Certain other Old Ones apparently have other elusive plans but that do involve a conspiracy for controlling human destinies as well: an arch-enemy for another day. Firas hoped to reveal the “bad faction” Old One’s conspiracy inside the government; he is outpaced by the power in place, in the form of Attorney General Jeff Sessions himself (!), accompanied by the two Men In Black from 3X20: José Chung’s From Outer Space (!!), there to brainwash or blackmail Skinner into obedience. The comics series leaves Skinner in his classic seasons 1-6 role of ambiguous ally. Mulder and Scully are left to collect what weak evidence they have, ever the heroes doing the never-ending good fight, and only have each other. In the same issue #17 we get both some friendly camaraderie with a punch in the shoulder and some love declarations in which only the word “love” is missing — and a forehead kiss straight from Fight the Future.

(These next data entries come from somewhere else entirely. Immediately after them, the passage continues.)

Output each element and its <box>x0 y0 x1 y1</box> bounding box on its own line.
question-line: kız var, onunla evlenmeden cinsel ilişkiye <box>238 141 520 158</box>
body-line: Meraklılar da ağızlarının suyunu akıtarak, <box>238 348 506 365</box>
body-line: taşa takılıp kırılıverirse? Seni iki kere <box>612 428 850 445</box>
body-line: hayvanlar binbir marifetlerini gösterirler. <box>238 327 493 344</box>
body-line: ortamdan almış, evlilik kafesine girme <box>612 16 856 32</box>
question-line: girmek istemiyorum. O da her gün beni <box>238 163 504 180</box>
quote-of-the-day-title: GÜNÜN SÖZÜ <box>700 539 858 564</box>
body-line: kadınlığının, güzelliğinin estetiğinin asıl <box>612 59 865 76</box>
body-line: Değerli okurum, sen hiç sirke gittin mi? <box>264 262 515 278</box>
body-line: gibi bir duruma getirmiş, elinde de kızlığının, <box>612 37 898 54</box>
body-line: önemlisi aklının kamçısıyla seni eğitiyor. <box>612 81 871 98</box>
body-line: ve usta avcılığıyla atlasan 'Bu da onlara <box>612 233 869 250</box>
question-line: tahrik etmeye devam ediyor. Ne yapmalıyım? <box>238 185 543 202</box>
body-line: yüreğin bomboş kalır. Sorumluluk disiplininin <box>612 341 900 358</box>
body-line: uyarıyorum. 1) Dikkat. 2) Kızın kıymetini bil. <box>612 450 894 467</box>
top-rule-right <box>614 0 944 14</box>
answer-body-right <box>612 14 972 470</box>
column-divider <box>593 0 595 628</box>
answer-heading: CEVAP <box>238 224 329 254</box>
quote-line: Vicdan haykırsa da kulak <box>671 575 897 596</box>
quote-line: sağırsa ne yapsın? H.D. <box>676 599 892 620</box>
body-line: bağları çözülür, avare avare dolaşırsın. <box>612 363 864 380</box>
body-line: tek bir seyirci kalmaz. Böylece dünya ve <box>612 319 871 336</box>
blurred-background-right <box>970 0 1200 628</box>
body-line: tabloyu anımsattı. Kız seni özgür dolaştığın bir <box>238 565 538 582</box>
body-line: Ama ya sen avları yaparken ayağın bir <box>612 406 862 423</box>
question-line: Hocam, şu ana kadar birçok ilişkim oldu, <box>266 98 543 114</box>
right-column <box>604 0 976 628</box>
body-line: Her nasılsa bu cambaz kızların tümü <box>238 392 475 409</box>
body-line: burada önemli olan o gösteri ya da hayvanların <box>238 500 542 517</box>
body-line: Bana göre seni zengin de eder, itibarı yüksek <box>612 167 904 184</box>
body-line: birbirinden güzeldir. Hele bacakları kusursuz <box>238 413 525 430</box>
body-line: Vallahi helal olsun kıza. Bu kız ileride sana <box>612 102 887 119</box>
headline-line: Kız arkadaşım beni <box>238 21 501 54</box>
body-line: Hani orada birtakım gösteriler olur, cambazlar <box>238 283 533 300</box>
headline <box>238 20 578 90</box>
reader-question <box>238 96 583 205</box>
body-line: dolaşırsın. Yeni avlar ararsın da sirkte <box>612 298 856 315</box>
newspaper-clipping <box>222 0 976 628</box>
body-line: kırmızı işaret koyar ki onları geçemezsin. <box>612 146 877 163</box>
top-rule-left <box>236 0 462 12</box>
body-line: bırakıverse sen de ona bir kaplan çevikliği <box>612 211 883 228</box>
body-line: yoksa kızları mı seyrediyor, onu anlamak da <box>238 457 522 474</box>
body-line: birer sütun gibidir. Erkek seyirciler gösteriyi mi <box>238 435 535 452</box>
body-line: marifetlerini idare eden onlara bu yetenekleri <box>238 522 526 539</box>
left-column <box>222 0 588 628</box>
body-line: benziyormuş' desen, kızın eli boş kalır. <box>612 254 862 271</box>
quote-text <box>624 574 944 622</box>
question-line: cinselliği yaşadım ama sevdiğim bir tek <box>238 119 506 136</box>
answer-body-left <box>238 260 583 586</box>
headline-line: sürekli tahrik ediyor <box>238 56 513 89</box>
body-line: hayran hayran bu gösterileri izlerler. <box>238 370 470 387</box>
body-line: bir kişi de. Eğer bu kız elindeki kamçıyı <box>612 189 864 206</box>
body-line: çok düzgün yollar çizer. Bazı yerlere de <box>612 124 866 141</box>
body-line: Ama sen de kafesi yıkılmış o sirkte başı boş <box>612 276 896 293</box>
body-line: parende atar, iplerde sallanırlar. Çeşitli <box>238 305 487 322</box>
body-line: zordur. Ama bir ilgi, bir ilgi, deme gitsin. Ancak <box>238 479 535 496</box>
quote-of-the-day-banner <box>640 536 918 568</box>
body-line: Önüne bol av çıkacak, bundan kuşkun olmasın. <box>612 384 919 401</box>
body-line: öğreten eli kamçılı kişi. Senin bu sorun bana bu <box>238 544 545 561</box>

In short, what one could expect from The X-Files. The ending is nothing groundbreaking, being a return to status quo of the inescapable “golden age” of the series (around seasons 2-5), but is fitting enough: the adventures of these characters never end. It is certainly less of a conclusion compared to the resolution in the last issue of Season 11 but more of an open-ended final arc. It is a good enough ending to a 17 issues series that hit quite a few bumps in the road, and overall the stories and the fan reception for this series have been lesser than what they had been for Seasons 10 and 11. Perhaps it is due to a general loss of interest in these tie-ins ever since the 2016 live revival de-canonized the comics and made it clear that “canon” is only to be found in the live incarnation of this franchise.

And so after four exciting years, the excellent Seasons 10 and 11 and several dozens of comics issues starting in June 2013, Joe Harris’s run on The X-Files does end, though! For penciller Matthew Dow Smith and colorist Jordie Bellaire, perhaps it’s not the end yet. Apart from the young adult series “Origins” and a two-issue special “JFK Disclosure”, IDW’s plans for any more future X-Files for 2018, if any, should be revealed soon.